Incident Summary: WhatsApp Integration Outage (August 30 - September 4, 2024)
Incident Timeline:
What Happened:
On August 30, 2024, at 16:56 UTC, our systems stopped receiving notifications for new WhatsApp messages, meaning inbound WhatsApp messages for integrated phone numbers would no longer flow into Gorgias. At the same time, our customers began encountering errors when trying to reply in WhatsApp tickets, receiving a message that read: "(#200) You do not have permission to access this field".
The first customer reports started arriving around August 30, 17:30 UTC, and our engineering team began investigating the issue after an alert was triggered at 19:14 UTC because of the missing notifications. Initial checks confirmed that the issue was affecting all customers, leading to a complete outage of our WhatsApp integration. We immediately reached out to Meta’s support team to understand what was causing the problem while continuing our internal investigation.
Investigation and Challenges:
The error message suggesting that we lacked permission to create messages indicated that something might have gone wrong with our app's permissions in Meta’s systems. We checked all available resources, including Meta’s changelogs, status pages, and developer community posts, but found no changes or incidents that could explain the issue. We even posted on Meta’s developer forums to see if other developers were experiencing similar issues.
Our attempts to investigate the problem via Meta’s developer and business platforms yielded no results—there were no warnings, notifications, or indicators suggesting something was wrong with our app or business account.
At 22:08 UTC on August 30, after exhausting initial troubleshooting options, we paused the investigation for the day, waiting for a response from Meta’s support team while continuing to monitor the situation. Over the weekend, we maintained communication with Meta and provided any information requested in an attempt to escalate the issue, but the responses we received did not help us resolve the problem.

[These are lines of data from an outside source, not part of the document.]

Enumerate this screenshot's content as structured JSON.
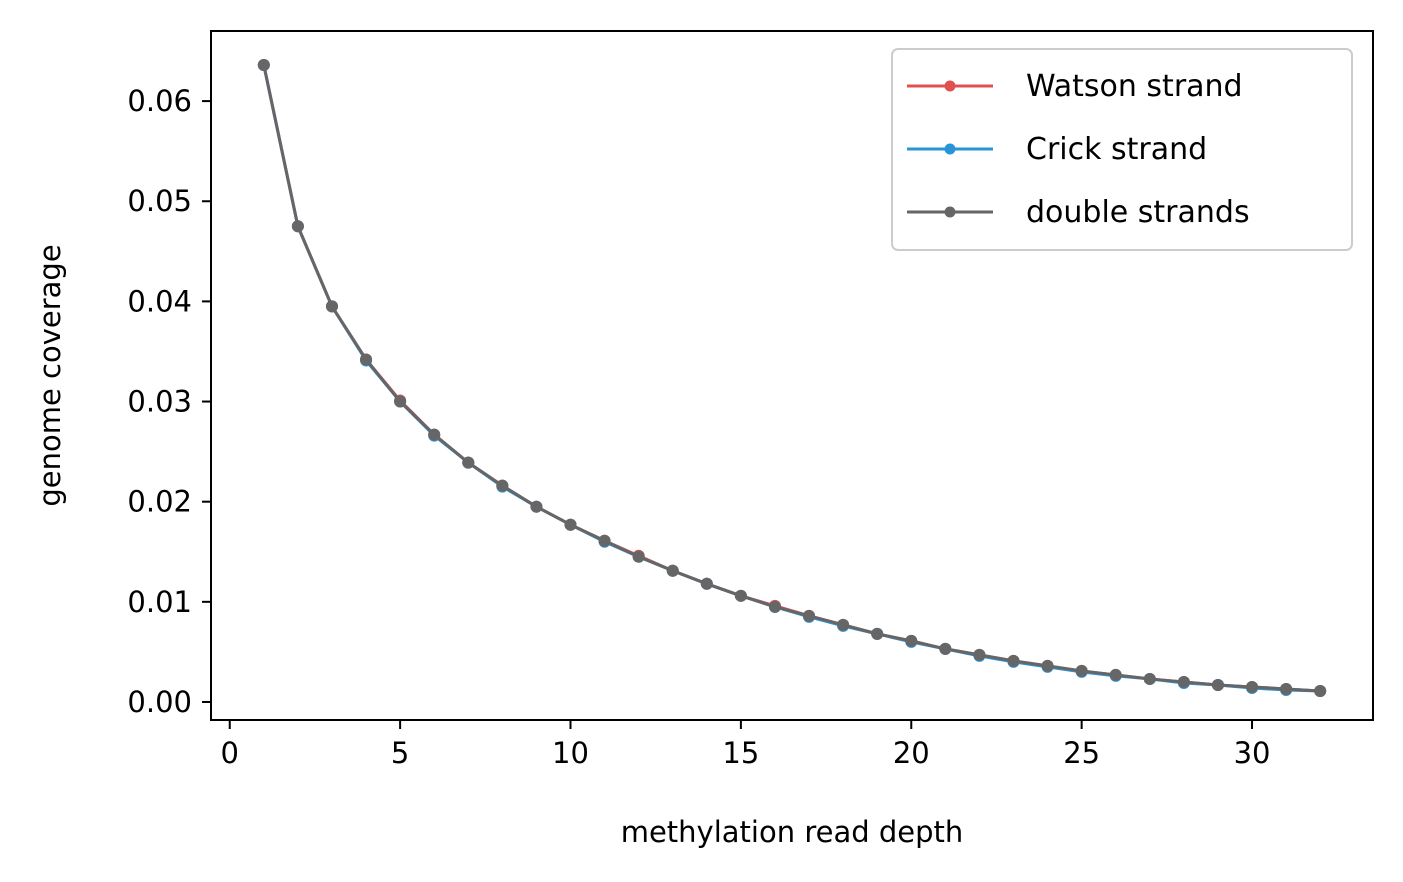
{
  "chart_data": {
    "type": "line",
    "xlabel": "methylation read depth",
    "ylabel": "genome coverage",
    "xlim": [
      -0.55,
      33.55
    ],
    "ylim": [
      -0.0018,
      0.067
    ],
    "xticks": [
      0,
      5,
      10,
      15,
      20,
      25,
      30
    ],
    "xtick_labels": [
      "0",
      "5",
      "10",
      "15",
      "20",
      "25",
      "30"
    ],
    "yticks": [
      0.0,
      0.01,
      0.02,
      0.03,
      0.04,
      0.05,
      0.06
    ],
    "ytick_labels": [
      "0.00",
      "0.01",
      "0.02",
      "0.03",
      "0.04",
      "0.05",
      "0.06"
    ],
    "grid": false,
    "legend_position": "top-right",
    "x": [
      1,
      2,
      3,
      4,
      5,
      6,
      7,
      8,
      9,
      10,
      11,
      12,
      13,
      14,
      15,
      16,
      17,
      18,
      19,
      20,
      21,
      22,
      23,
      24,
      25,
      26,
      27,
      28,
      29,
      30,
      31,
      32
    ],
    "series": [
      {
        "name": "Watson strand",
        "color": "#e05050",
        "values": [
          0.0636,
          0.0475,
          0.0395,
          0.0342,
          0.0301,
          0.0267,
          0.0239,
          0.0216,
          0.0195,
          0.0177,
          0.0161,
          0.0146,
          0.0131,
          0.0118,
          0.0106,
          0.0096,
          0.0086,
          0.0077,
          0.0068,
          0.0061,
          0.0053,
          0.0047,
          0.0041,
          0.0036,
          0.0031,
          0.0027,
          0.0023,
          0.002,
          0.0017,
          0.0015,
          0.0013,
          0.0011
        ]
      },
      {
        "name": "Crick strand",
        "color": "#2a94d8",
        "values": [
          0.0636,
          0.0475,
          0.0395,
          0.0341,
          0.03,
          0.0266,
          0.0239,
          0.0215,
          0.0195,
          0.0177,
          0.016,
          0.0145,
          0.0131,
          0.0118,
          0.0106,
          0.0095,
          0.0085,
          0.0076,
          0.0068,
          0.006,
          0.0053,
          0.0046,
          0.004,
          0.0035,
          0.003,
          0.0026,
          0.0023,
          0.0019,
          0.0017,
          0.0014,
          0.0012,
          0.0011
        ]
      },
      {
        "name": "double strands",
        "color": "#666666",
        "values": [
          0.0636,
          0.0475,
          0.0395,
          0.0342,
          0.03,
          0.0267,
          0.0239,
          0.0216,
          0.0195,
          0.0177,
          0.0161,
          0.0145,
          0.0131,
          0.0118,
          0.0106,
          0.0095,
          0.0086,
          0.0077,
          0.0068,
          0.0061,
          0.0053,
          0.0047,
          0.0041,
          0.0036,
          0.0031,
          0.0027,
          0.0023,
          0.002,
          0.0017,
          0.0015,
          0.0013,
          0.0011
        ]
      }
    ]
  }
}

Note: during this time, we continued to provide regular updates on our status page. However, due to an issue with our internal tooling, the incident was accidentally duplicated. When we deleted the duplicate on September 2, all messages posted during that period were removed as well. This is why there is a “hole” in the history of updates during that time.
Discovering the Cause:
By September 2, having received no relevant updates from Meta, we revisited our investigation and discovered a potential cause: our app was missing the advanced whatsapp_business_messaging permission, which Meta’s documentation states is required for Cloud Solution Partners. This was the first indication that this permission might be related to the issue, although the consequences of missing it were not clearly explained.

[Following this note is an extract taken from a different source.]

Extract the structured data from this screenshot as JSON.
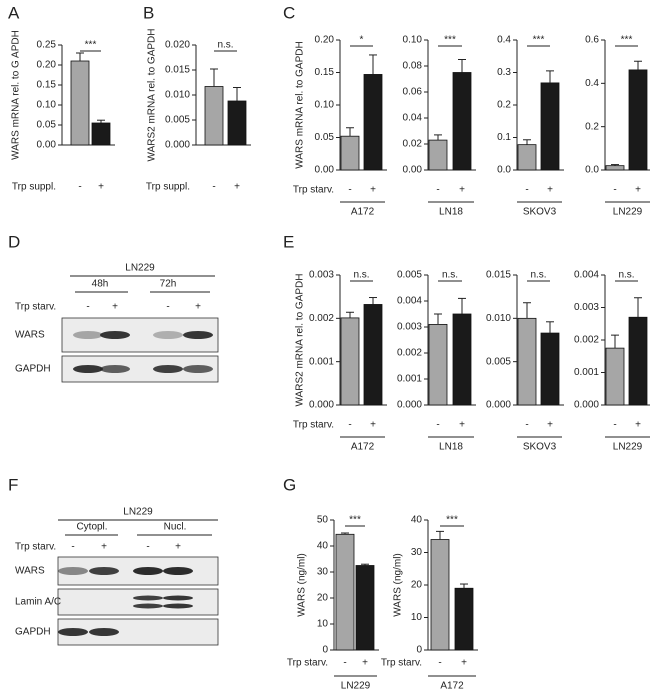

We had never had this advanced permission in the past, only standard access, and our app had worked without issue up until August 30. Despite the uncertainty about whether this was the cause, we submitted a request for the advanced permission on September 2 at 11:04 UTC.
Unfortunately, our request was rejected a few hours later. Since there was no confirmation that this permission was the root cause of the issue, we temporarily set aside the request while continuing our dialogue with Meta.

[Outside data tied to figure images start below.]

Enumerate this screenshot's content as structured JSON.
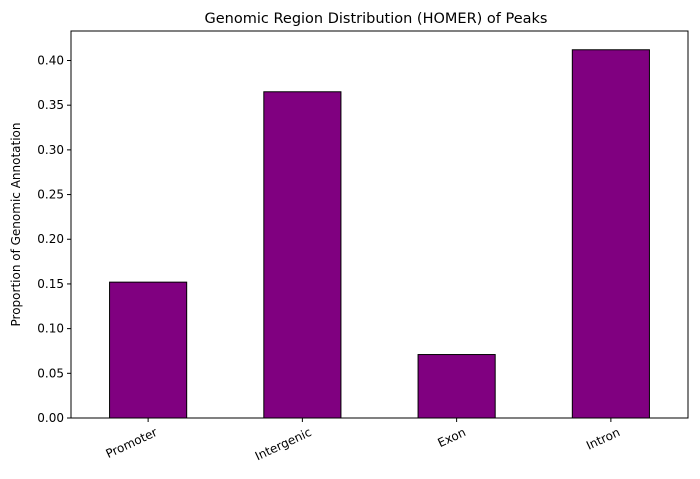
{
  "chart_data": {
    "type": "bar",
    "title": "Genomic Region Distribution (HOMER) of Peaks",
    "xlabel": "",
    "ylabel": "Proportion of Genomic Annotation",
    "categories": [
      "Promoter",
      "Intergenic",
      "Exon",
      "Intron"
    ],
    "values": [
      0.152,
      0.365,
      0.071,
      0.412
    ],
    "ylim": [
      0,
      0.433
    ],
    "yticks": [
      0.0,
      0.05,
      0.1,
      0.15,
      0.2,
      0.25,
      0.3,
      0.35,
      0.4
    ],
    "ytick_labels": [
      "0.00",
      "0.05",
      "0.10",
      "0.15",
      "0.20",
      "0.25",
      "0.30",
      "0.35",
      "0.40"
    ],
    "grid": false,
    "bar_color": "#800080",
    "edge_color": "#000000",
    "xtick_rotation": 25
  }
}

Escalation and Resolution:
On September 3, at 19:13 UTC, we submitted another request for the advanced whatsapp_business_messaging permission, but this was rejected as well. By September 4, at 08:37 UTC, we submitted yet another request with the additional information Meta required. This time, the request was approved at 10:42 UTC on September 4, and immediately after, inbound notifications resumed, and the errors our customers were experiencing stopped.
Ongoing Efforts:
Following the resolution, we continued to communicate with Meta to understand why the absence of this advanced permission, suddenly caused a complete outage. We also asked Meta if it would be possible to recover the messages that were missed during the outage by replaying the related notifications, or if there were any other options for the recovery. Meta initially responded that this was not possible.
We followed up with another request, asking for further details as to why Meta’s systems seem to lack the ability to replay these notifications, but we have not yet received a response.
As of September 12, 2024, we are waiting for further clarification from Meta.
Impact on Customers:
Actions Taken:
Next Steps: We are continuing to engage with Meta to understand why this permission became necessary unexpectedly and why there were no clear warnings in Meta’s systems about its importance. We are also investigating ways to prevent similar incidents in the future by improving our monitoring systems and ensuring quicker escalation paths. Additionally, we will continue seeking ways to recover the missed WhatsApp messages.
We apologize for the inconvenience this incident has caused and appreciate your patience as we worked to resolve the issue. We are committed to preventing similar disruptions moving forward.